As we approach the end of 2019, Baldrige Asset Management would like to provide you various ways to contribute to your favorite charities. The basics of the more common charitable giving strategies are summarized here:  

  • Gifting appreciated securities:
    • Tax-efficient strategy by gifting appreciated stock, ideally held long-term. You will save the capital gains tax for both federal and state taxes.
    • If you gift a large amount, or even multiple years’ worth of donations in one year, you also benefit from the tax savings on the amount that exceeds the standard deduction.
    • Gifting physical items or other appreciated property is another option.
  • Qualified Charitable Distribution:
    • If you are over the age of 70.5, you can gift up to $100,000 tax-free from your IRA annually, avoiding taxation at your standard income rate.
    • Add check writing to your IRA to send tax-free checks directly to qualified charities or sign one-off forms.
    • Read more details about this strategy here
  • Donor Advised Fund:
    • You contribute to a donor advised fund your charitable gift, after which you can make grants or distributions to various charities whenever you want.
    • Can “bunch” multiple years of donations at one time, which will allow you to both itemize over the standard deduction rate and avoid capital gains taxes.
    • Options are available at Schwab Charitable and Fidelity Charitable with their associated fees and investment tracks. Charitable accounts with balances over $250,000 can have Baldrige Asset Management oversee and choose the investments. Alternatives are available elsewhere if would like BAM oversight under that threshold. 
  • Private Foundation:
    • There are family, corporate, and other types of Private Foundations.
    • Foundations primarily make grants to public charities, although they sometimes conduct their own charitable activities.
    • Main benefits: the Foundation’s board maintains 100% control of the funds and goals of the Foundation, leaving a family or corporate legacy. 
    • Common downsides include recordkeeping, regulatory, and reporting requirements. 
  • Charitable Remainder Trust:
    • A gift of property, assets, or cash to an irrevocable trust.
    • Donor can receive an income stream from the trust for a set number of years or their lifetime if preferred.
    • Named charities receive the remaining assets at the end of the term. 

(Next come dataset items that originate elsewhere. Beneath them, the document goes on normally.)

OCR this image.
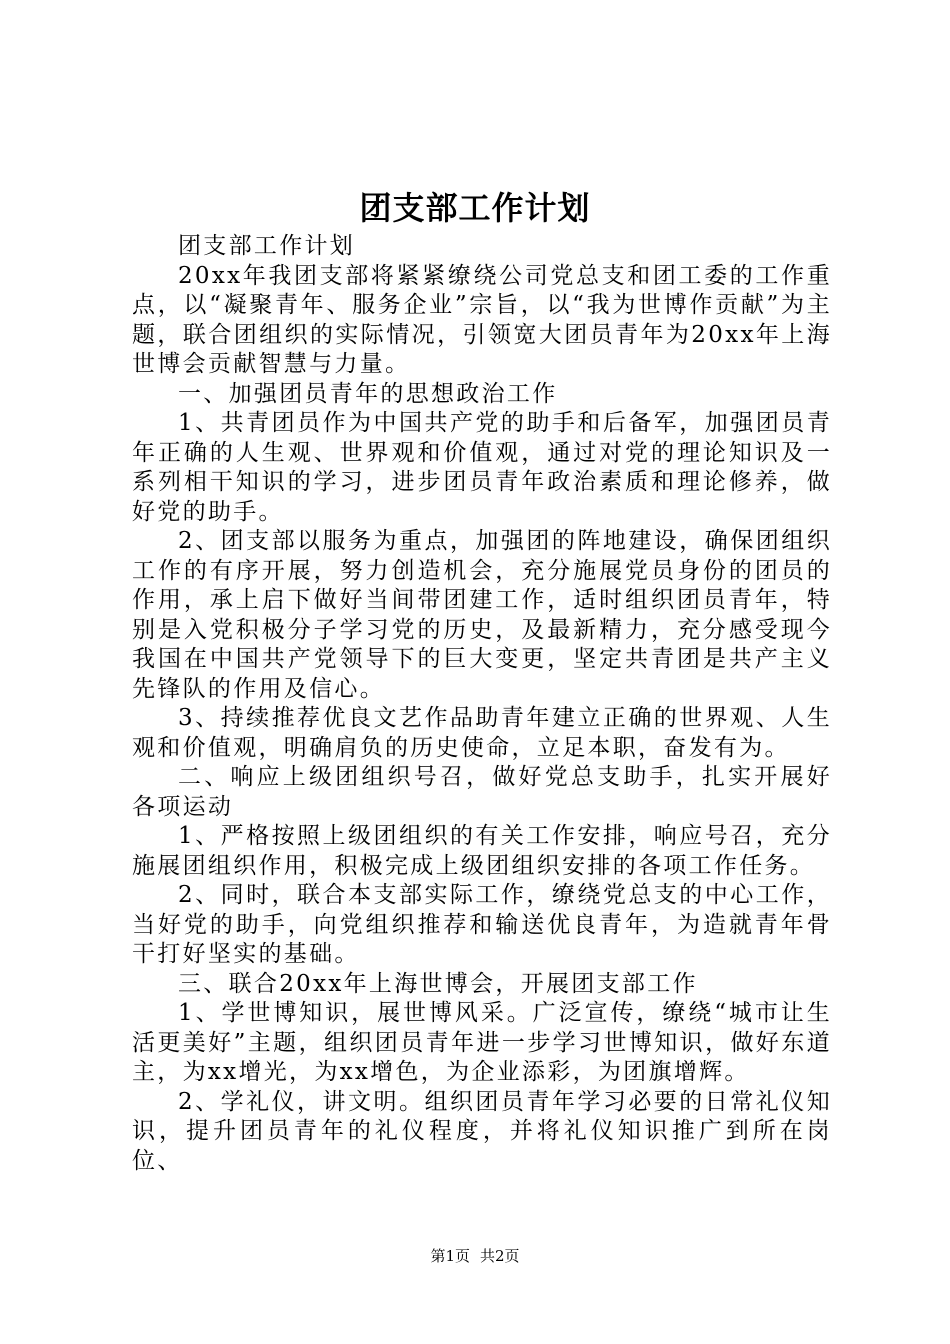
团支部工作计划

团支部工作计划

20xx年我团支部将紧紧缭绕公司党总支和团工委的工作重点，以“凝聚青年、服务企业”宗旨，以“我为世博作贡献”为主题，联合团组织的实际情况，引领宽大团员青年为20xx年上海世博会贡献智慧与力量。

一、加强团员青年的思想政治工作

1、共青团员作为中国共产党的助手和后备军，加强团员青年正确的人生观、世界观和价值观，通过对党的理论知识及一系列相干知识的学习，进步团员青年政治素质和理论修养，做好党的助手。

2、团支部以服务为重点，加强团的阵地建设，确保团组织工作的有序开展，努力创造机会，充分施展党员身份的团员的作用，承上启下做好当间带团建工作，适时组织团员青年，特别是入党积极分子学习党的历史，及最新精力，充分感受现今我国在中国共产党领导下的巨大变更，坚定共青团是共产主义先锋队的作用及信心。

3、持续推荐优良文艺作品助青年建立正确的世界观、人生观和价值观，明确肩负的历史使命，立足本职，奋发有为。

二、响应上级团组织号召，做好党总支助手，扎实开展好各项运动

1、严格按照上级团组织的有关工作安排，响应号召，充分施展团组织作用，积极完成上级团组织安排的各项工作任务。

2、同时，联合本支部实际工作，缭绕党总支的中心工作，当好党的助手，向党组织推荐和输送优良青年，为造就青年骨干打好坚实的基础。

三、联合20xx年上海世博会，开展团支部工作

1、学世博知识，展世博风采。广泛宣传，缭绕“城市让生活更美好”主题，组织团员青年进一步学习世博知识，做好东道主，为xx增光，为xx增色，为企业添彩，为团旗增辉。

2、学礼仪，讲文明。组织团员青年学习必要的日常礼仪知识，提升团员青年的礼仪程度，并将礼仪知识推广到所在岗位、

第1页 共2页
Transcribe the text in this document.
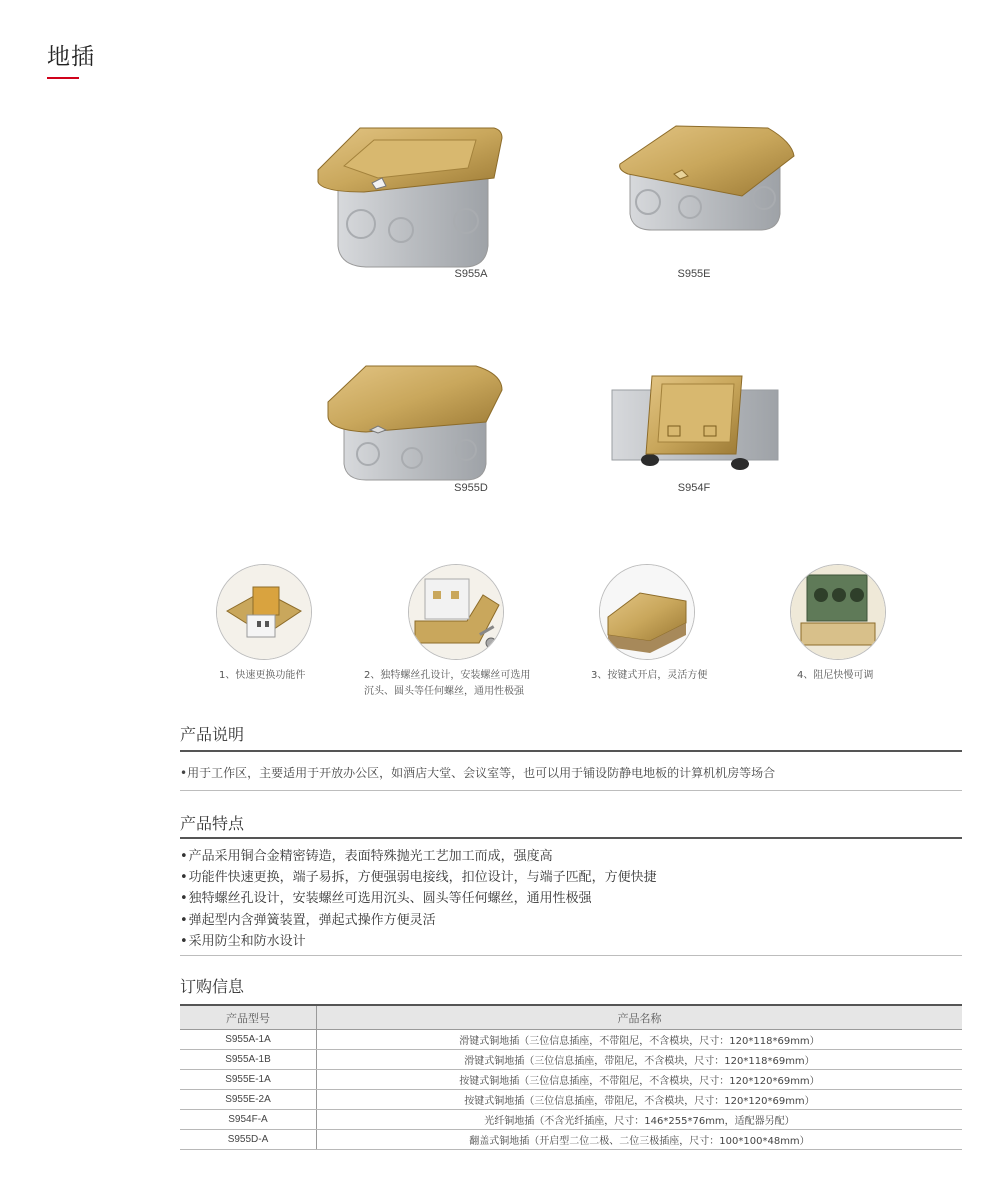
地插
S955A	S955E
S955D	S954F
1、快速更换功能件	2、独特螺丝孔设计，安装螺丝可选用
沉头、圆头等任何螺丝，通用性极强
3、按键式开启，灵活方便	4、阻尼快慢可调
产品说明
•用于工作区，主要适用于开放办公区，如酒店大堂、会议室等，也可以用于铺设防静电地板的计算机机房等场合
产品特点
• 产品采用铜合金精密铸造，表面特殊抛光工艺加工而成，强度高
• 功能件快速更换，端子易拆，方便强弱电接线，扣位设计，与端子匹配，方便快捷
• 独特螺丝孔设计，安装螺丝可选用沉头、圆头等任何螺丝，通用性极强
• 弹起型内含弹簧装置，弹起式操作方便灵活
• 采用防尘和防水设计
订购信息
产品型号	产品名称
S955A-1A	滑键式铜地插（三位信息插座，不带阻尼，不含模块，尺寸：120*118*69mm）
S955A-1B	滑键式铜地插（三位信息插座，带阻尼，不含模块，尺寸：120*118*69mm）
S955E-1A	按键式铜地插（三位信息插座，不带阻尼，不含模块，尺寸：120*120*69mm）
S955E-2A	按键式铜地插（三位信息插座，带阻尼，不含模块，尺寸：120*120*69mm）
S954F-A	光纤铜地插（不含光纤插座，尺寸：146*255*76mm，适配器另配）
S955D-A	翻盖式铜地插（开启型二位二极、二位三极插座，尺寸：100*100*48mm）
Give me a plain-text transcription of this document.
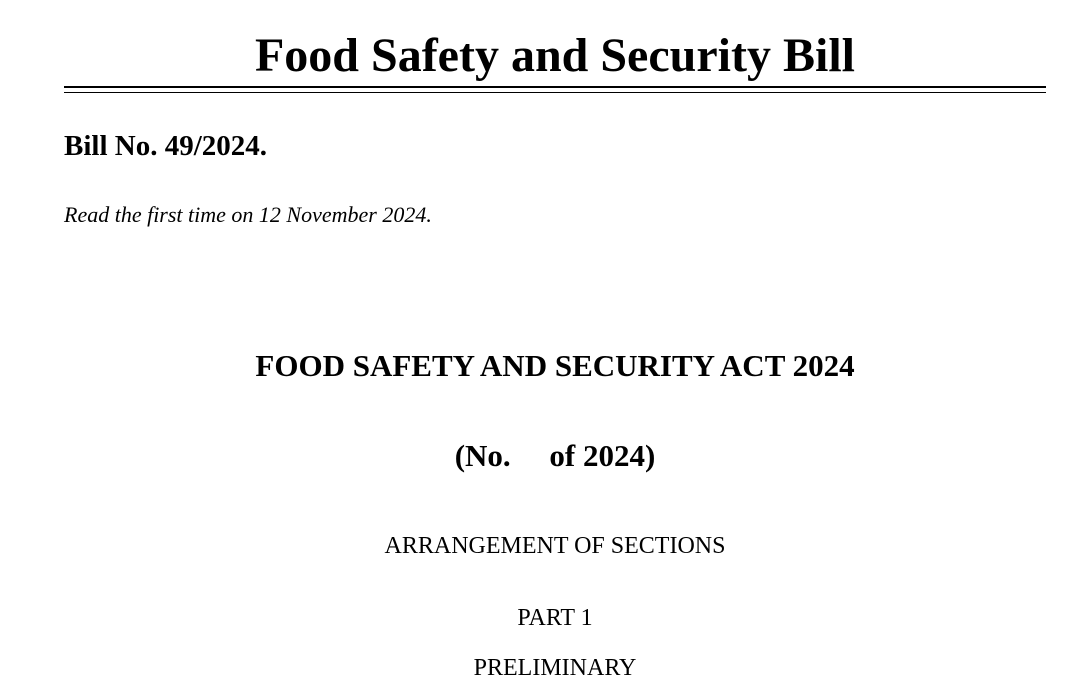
Food Safety and Security Bill

Bill No. 49/2024.

Read the first time on 12 November 2024.

FOOD SAFETY AND SECURITY ACT 2024

(No.     of 2024)

ARRANGEMENT OF SECTIONS

PART 1

PRELIMINARY
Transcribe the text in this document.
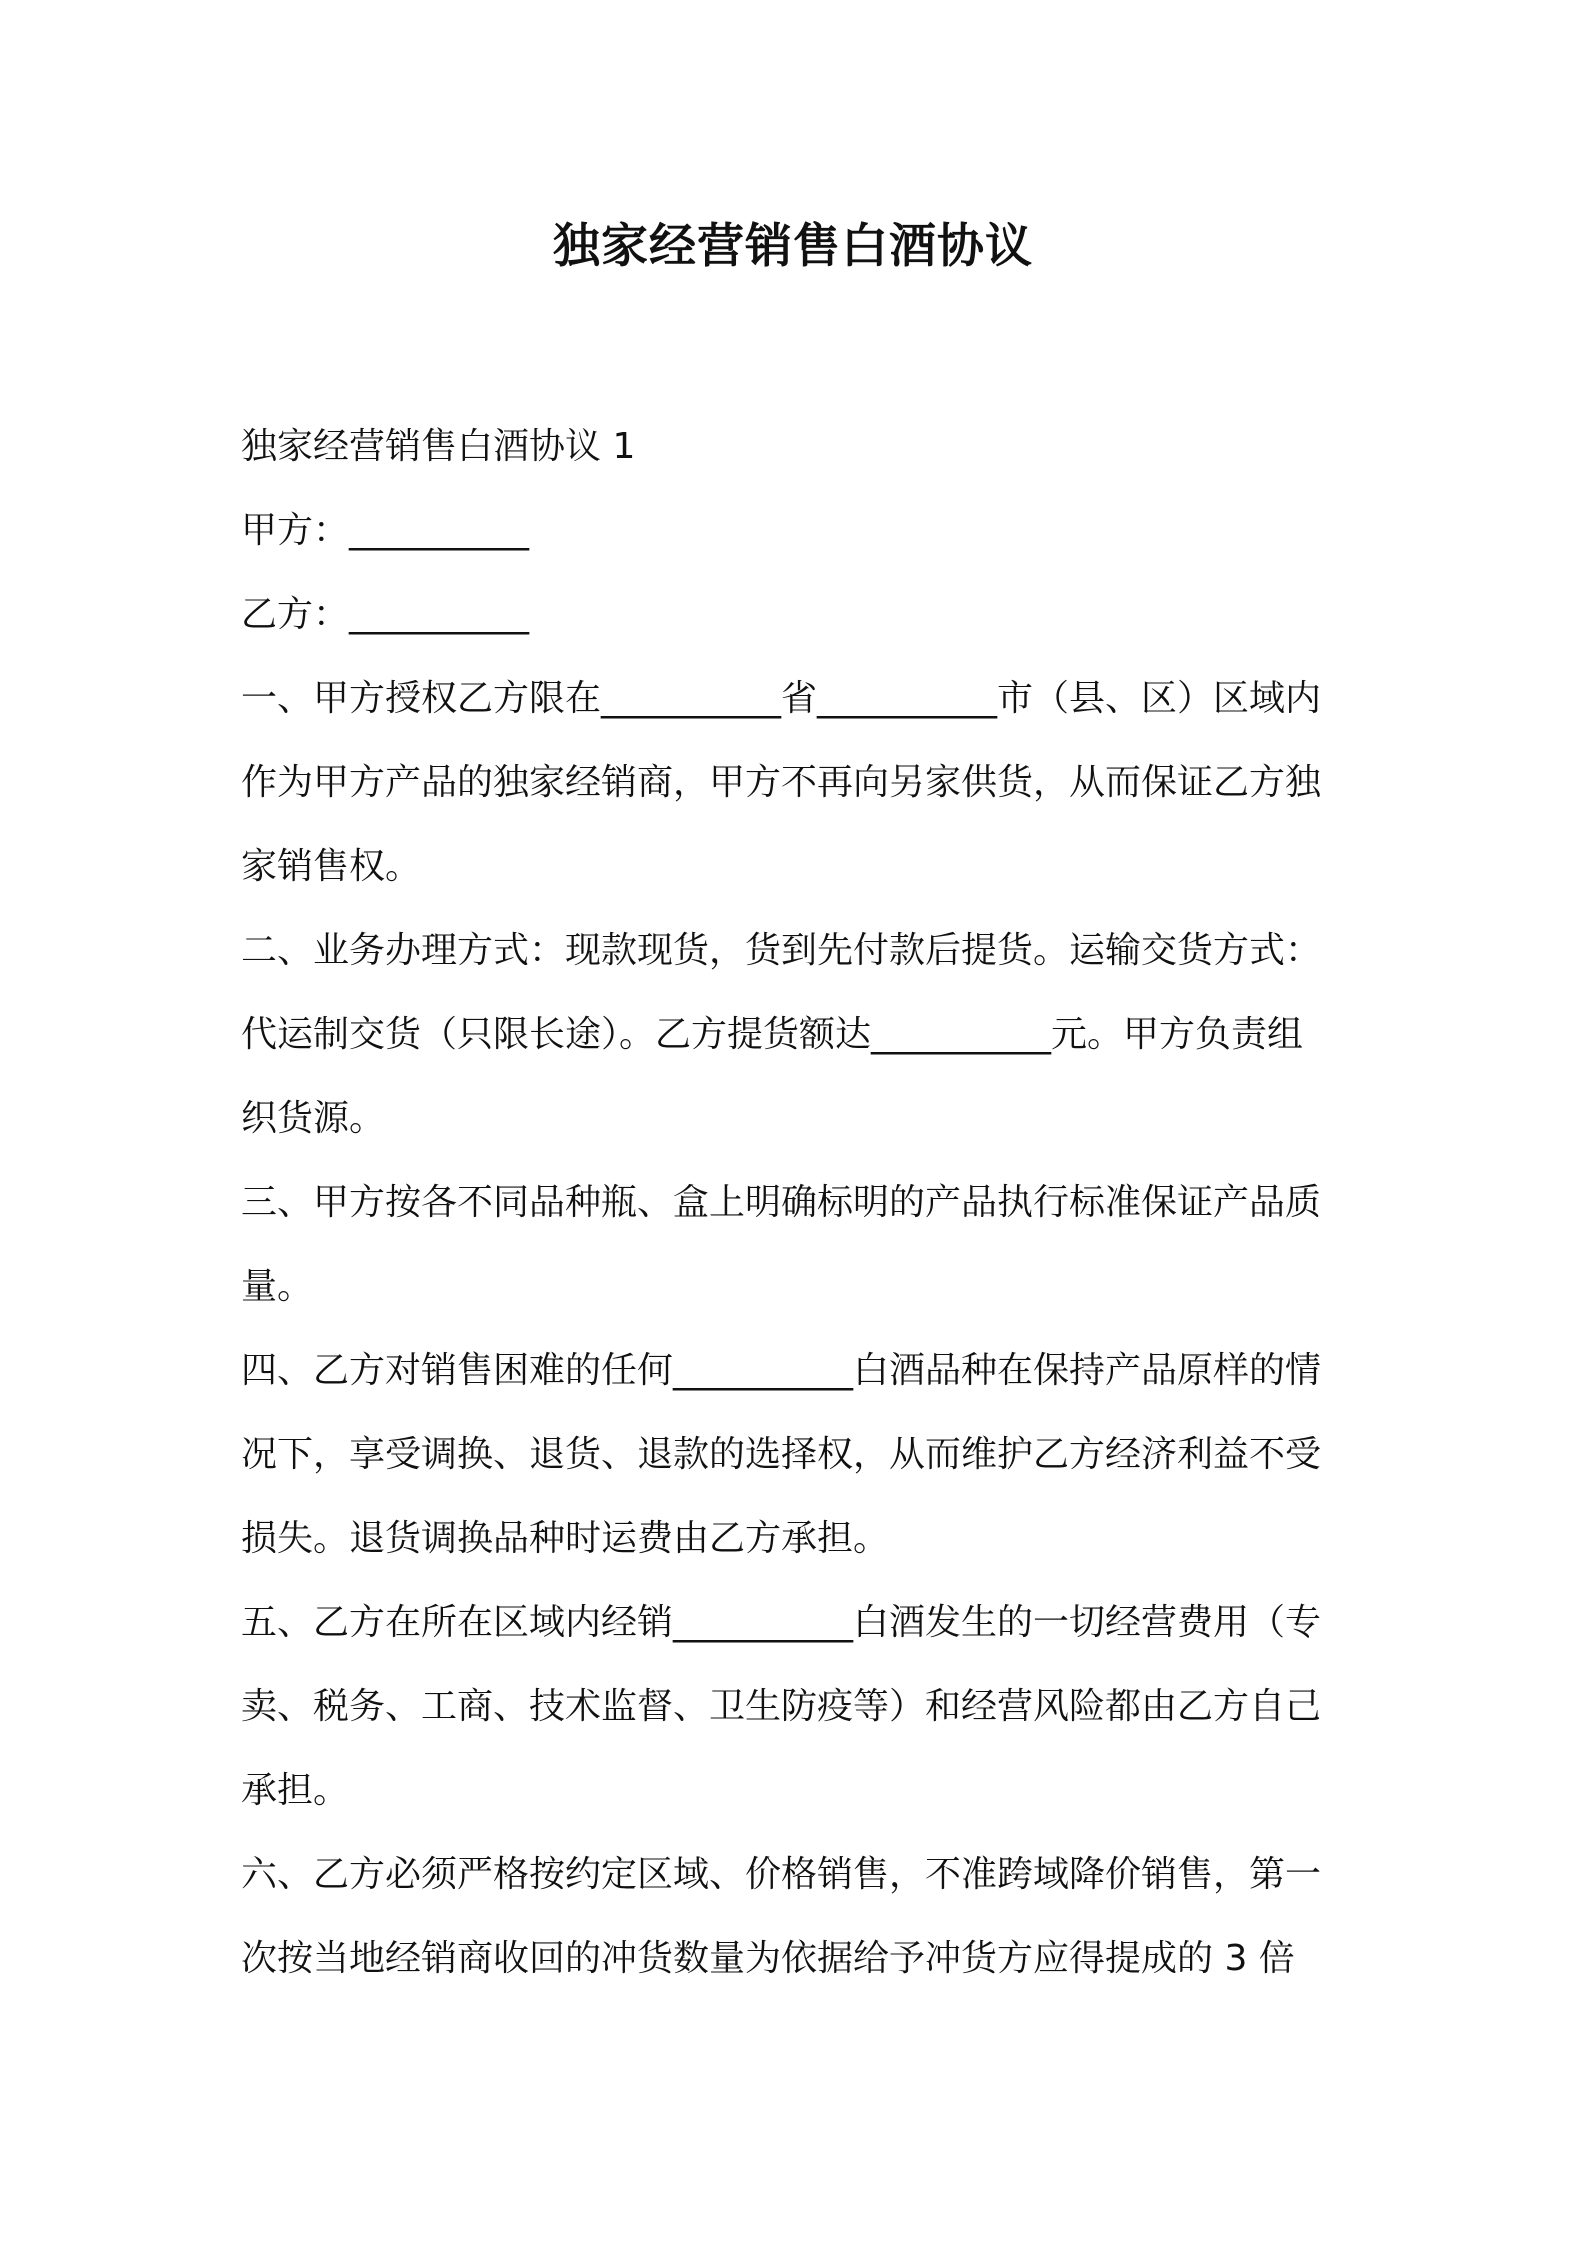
独家经营销售白酒协议

独家经营销售白酒协议 1

甲方：__________

乙方：__________

一、甲方授权乙方限在__________省__________市（县、区）区域内
作为甲方产品的独家经销商，甲方不再向另家供货，从而保证乙方独
家销售权。

二、业务办理方式：现款现货，货到先付款后提货。运输交货方式：
代运制交货（只限长途）。乙方提货额达__________元。甲方负责组
织货源。

三、甲方按各不同品种瓶、盒上明确标明的产品执行标准保证产品质
量。

四、乙方对销售困难的任何__________白酒品种在保持产品原样的情
况下，享受调换、退货、退款的选择权，从而维护乙方经济利益不受
损失。退货调换品种时运费由乙方承担。

五、乙方在所在区域内经销__________白酒发生的一切经营费用（专
卖、税务、工商、技术监督、卫生防疫等）和经营风险都由乙方自己
承担。

六、乙方必须严格按约定区域、价格销售，不准跨域降价销售，第一
次按当地经销商收回的冲货数量为依据给予冲货方应得提成的 3 倍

In Part II of this topic, we will be discussing factors to take into consideration when determining charitable giving strategies, including the most recent changes to tax laws. 

Until next time,Diana Lormand, FPQP™
Director of Client Services

Disclaimers 
Baldrige Asset Management LLC is registered as an investment adviser with the SEC and only conducts business in states where it is properly notice filed, or is excluded or exempted from registration requirements. Discussions on our blog do not involve the rendering of personalized investment advice, but are limited to the dissemination of general information. A professional advisor should be consulted before implementing any strategy that may be suggested. SEC registration does not constitute an endorsement of the firm by the Commission nor does it indicate that the adviser has attained a particular level of skill or ability.